I have a setup where I am trying to access grpc-server through gce-ingress
. My deployment yaml looks like this:-
Ingress.yaml
apiVersion: cloud.google.com/v1
kind: BackendConfig
metadata:
name: app-backend-config
spec:
customRequestHeaders:
headers:
- "TE:trailers"
---
apiVersion: networking.k8s.io/v1
kind: Ingress
metadata:
name: ingress-prod
annotations:
kubernetes.io/ingress.global-static-ip-name: dummy-ingress
kubernetes.io/ingress.allow-http: "false"
cert-manager.io/issuer: issuer
cloud.google.com/backend-config: '{"default": "app-backend-config"}'
labels:
name: ingress-app
spec:
tls:
- hosts:
- domain.name
secretName: secret-tls
rules:
- host: domain.name
http:
paths:
- path: /*
pathType: ImplementationSpecific
backend:
service:
name: app-server-headless
port:
number: 8000
My app server configuration is attached below:-
apiVersion: apps/v1
kind: Deployment
metadata:
name: dummy-app-server
labels:
app: app-server
spec:
replicas: 1
selector:
matchLabels:
app: app-server
template:
metadata:
labels:
app: app-server
spec:
containers:
name: app-server
image: gcr.io/emeritus-data-science/image:latest
command: ["python3" , "/var/app/api_server/main.py"]
imagePullPolicy: Always
resources: # limit the resources
requests:
memory: 1Gi
cpu: "1"
limits:
memory: 2Gi
cpu: "1"
volumeMounts:
- mountPath: /secrets/gcloud-auth
name: gcloud-auth
readOnly: true
ports:
- containerPort: 8000
readinessProbe:
exec:
command: [ "/bin/grpc_health_probe", "-addr=:8000" ]
initialDelaySeconds: 30
timeoutSeconds: 5
periodSeconds: 10
failureThreshold: 2
livenessProbe:
exec:
command: [ "/bin/grpc_health_probe", "-addr=:8000" ]
initialDelaySeconds: 60
timeoutSeconds: 5
periodSeconds: 10
failureThreshold: 2
volumes:
- name: gcloud-auth
secret:
secretName: gcloud
---
apiVersion: v1
kind: Service
metadata:
name: app-server-headless
annotations:
cloud.google.com/app-protocols: '{"grpc":"HTTP2"}'
spec:
type: ClusterIP
clusterIP: None
selector:
app: app-server
ports:
- protocol: TCP
port: 8000
targetPort: 8000
name: grpc
I am using python grpcio-health-checking
lib and grpc_health_probe
cmd tool to implement health check for my grpc server. My grpc-server code is attached below:-
server = grpc.server(futures.ThreadPoolExecutor(max_workers=10))

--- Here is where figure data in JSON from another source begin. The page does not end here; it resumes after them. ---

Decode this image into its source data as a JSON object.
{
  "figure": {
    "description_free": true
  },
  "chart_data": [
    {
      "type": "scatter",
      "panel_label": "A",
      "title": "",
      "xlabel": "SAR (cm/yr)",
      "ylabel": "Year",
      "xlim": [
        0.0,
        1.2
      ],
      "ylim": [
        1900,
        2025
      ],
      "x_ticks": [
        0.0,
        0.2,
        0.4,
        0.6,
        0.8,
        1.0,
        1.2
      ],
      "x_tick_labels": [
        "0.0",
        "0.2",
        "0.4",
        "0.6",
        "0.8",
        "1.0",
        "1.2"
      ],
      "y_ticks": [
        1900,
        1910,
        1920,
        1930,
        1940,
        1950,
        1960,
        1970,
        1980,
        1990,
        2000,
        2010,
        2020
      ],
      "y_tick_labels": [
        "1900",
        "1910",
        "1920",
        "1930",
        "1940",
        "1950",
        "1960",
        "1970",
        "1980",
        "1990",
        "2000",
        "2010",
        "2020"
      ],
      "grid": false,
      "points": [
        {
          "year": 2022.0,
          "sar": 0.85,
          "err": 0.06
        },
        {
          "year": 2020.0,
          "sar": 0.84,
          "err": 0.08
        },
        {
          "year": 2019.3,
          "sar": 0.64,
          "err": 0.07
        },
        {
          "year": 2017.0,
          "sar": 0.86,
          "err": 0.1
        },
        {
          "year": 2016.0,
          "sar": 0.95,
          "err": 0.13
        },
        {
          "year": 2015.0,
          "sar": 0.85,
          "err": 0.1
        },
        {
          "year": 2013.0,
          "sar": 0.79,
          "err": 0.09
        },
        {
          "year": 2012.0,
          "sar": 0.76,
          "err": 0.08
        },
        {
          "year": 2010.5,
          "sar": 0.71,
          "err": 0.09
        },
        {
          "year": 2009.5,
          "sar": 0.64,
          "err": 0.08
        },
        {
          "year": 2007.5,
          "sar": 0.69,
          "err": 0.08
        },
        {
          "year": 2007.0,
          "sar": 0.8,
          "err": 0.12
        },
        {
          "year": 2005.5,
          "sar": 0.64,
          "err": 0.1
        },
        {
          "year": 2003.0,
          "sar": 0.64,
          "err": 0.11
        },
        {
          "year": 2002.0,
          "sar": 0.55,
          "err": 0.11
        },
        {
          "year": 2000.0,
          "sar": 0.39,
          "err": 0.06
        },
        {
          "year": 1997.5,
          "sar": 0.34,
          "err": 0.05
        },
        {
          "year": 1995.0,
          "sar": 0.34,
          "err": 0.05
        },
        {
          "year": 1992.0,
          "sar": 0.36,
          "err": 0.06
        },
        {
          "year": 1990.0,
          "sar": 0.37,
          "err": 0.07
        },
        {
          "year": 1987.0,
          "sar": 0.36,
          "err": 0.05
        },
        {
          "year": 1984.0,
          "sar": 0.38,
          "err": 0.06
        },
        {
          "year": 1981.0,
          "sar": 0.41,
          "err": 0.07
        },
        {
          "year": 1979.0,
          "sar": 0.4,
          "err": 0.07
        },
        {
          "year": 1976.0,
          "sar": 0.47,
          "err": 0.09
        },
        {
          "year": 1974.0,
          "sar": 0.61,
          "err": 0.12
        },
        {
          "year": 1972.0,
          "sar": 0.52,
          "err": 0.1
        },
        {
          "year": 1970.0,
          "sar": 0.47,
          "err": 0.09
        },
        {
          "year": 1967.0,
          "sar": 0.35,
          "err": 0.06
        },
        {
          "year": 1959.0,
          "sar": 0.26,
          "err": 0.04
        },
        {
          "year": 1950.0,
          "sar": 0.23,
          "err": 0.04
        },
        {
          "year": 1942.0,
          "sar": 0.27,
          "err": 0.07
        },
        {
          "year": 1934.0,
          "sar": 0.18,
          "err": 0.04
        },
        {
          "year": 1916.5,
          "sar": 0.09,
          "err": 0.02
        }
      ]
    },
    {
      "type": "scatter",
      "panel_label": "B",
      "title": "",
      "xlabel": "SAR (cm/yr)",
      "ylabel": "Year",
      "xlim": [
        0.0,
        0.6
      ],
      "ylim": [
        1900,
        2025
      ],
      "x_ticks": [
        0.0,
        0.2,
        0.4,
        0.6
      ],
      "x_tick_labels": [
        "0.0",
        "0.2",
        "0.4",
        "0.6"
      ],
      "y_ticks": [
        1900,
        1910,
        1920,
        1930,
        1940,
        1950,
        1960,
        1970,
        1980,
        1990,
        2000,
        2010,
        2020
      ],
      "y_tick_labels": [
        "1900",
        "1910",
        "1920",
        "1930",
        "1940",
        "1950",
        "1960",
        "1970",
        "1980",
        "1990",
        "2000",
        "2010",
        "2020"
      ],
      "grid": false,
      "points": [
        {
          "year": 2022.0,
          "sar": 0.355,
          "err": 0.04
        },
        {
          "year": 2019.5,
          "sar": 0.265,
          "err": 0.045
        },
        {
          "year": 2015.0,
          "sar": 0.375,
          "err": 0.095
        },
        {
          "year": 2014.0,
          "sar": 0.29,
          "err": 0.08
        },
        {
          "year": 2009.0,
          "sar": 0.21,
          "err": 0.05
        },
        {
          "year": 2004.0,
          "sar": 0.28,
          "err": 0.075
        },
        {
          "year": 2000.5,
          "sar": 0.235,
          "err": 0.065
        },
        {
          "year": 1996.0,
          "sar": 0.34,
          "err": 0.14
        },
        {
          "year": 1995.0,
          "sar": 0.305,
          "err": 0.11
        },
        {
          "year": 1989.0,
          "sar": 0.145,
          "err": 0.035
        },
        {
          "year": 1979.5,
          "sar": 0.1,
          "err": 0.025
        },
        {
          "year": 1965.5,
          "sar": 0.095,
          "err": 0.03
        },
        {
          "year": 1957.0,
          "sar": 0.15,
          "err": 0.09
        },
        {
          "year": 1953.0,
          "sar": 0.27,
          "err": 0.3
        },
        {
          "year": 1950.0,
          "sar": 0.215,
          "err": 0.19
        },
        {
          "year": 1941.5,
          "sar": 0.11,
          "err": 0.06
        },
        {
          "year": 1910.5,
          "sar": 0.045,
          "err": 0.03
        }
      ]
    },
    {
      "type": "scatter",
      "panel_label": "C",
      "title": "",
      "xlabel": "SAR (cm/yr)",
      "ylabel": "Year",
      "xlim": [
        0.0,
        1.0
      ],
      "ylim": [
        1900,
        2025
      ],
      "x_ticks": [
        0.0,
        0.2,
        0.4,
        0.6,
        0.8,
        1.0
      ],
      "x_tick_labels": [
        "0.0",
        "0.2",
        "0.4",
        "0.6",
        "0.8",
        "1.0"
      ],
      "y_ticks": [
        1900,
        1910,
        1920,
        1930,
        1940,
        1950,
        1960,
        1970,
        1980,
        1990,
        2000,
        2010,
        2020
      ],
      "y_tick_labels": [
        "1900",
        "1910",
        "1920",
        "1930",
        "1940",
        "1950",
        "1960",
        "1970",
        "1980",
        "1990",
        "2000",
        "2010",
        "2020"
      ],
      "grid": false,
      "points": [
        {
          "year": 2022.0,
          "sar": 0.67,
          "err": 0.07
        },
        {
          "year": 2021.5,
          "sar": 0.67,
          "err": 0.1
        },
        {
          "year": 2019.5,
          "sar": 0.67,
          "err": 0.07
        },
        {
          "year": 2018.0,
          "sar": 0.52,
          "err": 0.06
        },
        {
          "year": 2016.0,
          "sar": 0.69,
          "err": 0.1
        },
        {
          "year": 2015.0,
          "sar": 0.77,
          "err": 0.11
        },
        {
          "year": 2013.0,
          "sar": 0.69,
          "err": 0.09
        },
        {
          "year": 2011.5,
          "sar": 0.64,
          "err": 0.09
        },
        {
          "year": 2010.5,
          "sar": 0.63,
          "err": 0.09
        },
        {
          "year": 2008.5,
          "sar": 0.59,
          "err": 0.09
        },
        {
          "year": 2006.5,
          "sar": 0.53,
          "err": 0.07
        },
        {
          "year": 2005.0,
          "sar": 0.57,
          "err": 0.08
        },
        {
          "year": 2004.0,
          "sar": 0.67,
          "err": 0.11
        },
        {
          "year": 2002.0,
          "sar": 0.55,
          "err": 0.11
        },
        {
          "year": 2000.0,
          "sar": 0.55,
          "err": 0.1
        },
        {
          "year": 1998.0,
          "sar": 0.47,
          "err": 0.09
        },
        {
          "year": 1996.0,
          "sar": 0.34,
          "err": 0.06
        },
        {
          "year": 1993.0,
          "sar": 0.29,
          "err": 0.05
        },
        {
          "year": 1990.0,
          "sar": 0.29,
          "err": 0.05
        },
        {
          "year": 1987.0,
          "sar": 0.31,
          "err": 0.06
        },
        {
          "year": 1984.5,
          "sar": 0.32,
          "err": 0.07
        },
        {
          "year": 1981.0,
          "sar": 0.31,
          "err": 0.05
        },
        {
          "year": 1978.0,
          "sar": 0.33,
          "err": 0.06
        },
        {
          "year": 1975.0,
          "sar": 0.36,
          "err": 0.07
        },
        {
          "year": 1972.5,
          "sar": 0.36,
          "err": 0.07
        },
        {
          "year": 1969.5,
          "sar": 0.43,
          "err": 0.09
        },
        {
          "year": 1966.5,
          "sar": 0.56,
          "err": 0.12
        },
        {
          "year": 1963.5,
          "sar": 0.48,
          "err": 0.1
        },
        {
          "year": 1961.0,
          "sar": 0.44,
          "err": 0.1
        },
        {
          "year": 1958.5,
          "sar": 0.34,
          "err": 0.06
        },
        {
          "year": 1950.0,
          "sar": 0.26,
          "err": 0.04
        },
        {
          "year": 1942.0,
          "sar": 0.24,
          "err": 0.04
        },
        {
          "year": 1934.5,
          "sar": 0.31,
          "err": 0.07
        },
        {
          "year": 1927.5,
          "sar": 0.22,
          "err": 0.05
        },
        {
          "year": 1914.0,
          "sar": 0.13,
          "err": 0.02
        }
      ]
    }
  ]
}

master_pb2_grpc.add_EventBusOneofServiceServicer_to_server(
EventBusServiceServicer(), server
)
health_pb2_grpc.add_HealthServicer_to_server(health.HealthServicer(), server)
server.add_insecure_port("0.0.0.0:8000")
server.start()
LOG.info("server started")
def handle_sigterm(*_):
print("Received shutdown signal")
all_rpcs_done_event = server.stop(30)
all_rpcs_done_event.wait(30)
print("Shut down gracefully")
signal(SIGTERM, handle_sigterm)
server.wait_for_termination()
When I deploy this, the ingress always returns message "Some backend services are in UNHEALTHY state". All the pods are running fine without any error. however i don't see logs of probes in pods. When I execute the commands mention in probe "/bin/grpc_health_probe -addr=:8000"
by doing kubectl exec
into the pod it returns the "SERVING". However the ingress backend service always remains unhealthy. The health check of unhealthy backend service has following config :-
Description
Default kubernetes L7 Loadbalancing health check for NEG.
Path
/
Protocol
HTTP/2
Port specification
Serving port
Proxy protocol
NONE
Logs
Disabled
Interval
15 seconds
Timeout
15 seconds
Healthy threshold
1 success
Unhealthy threshold
2 consecutive failures
Is there something wrong with the readiness and liveness probe configuration or something else with the deployment.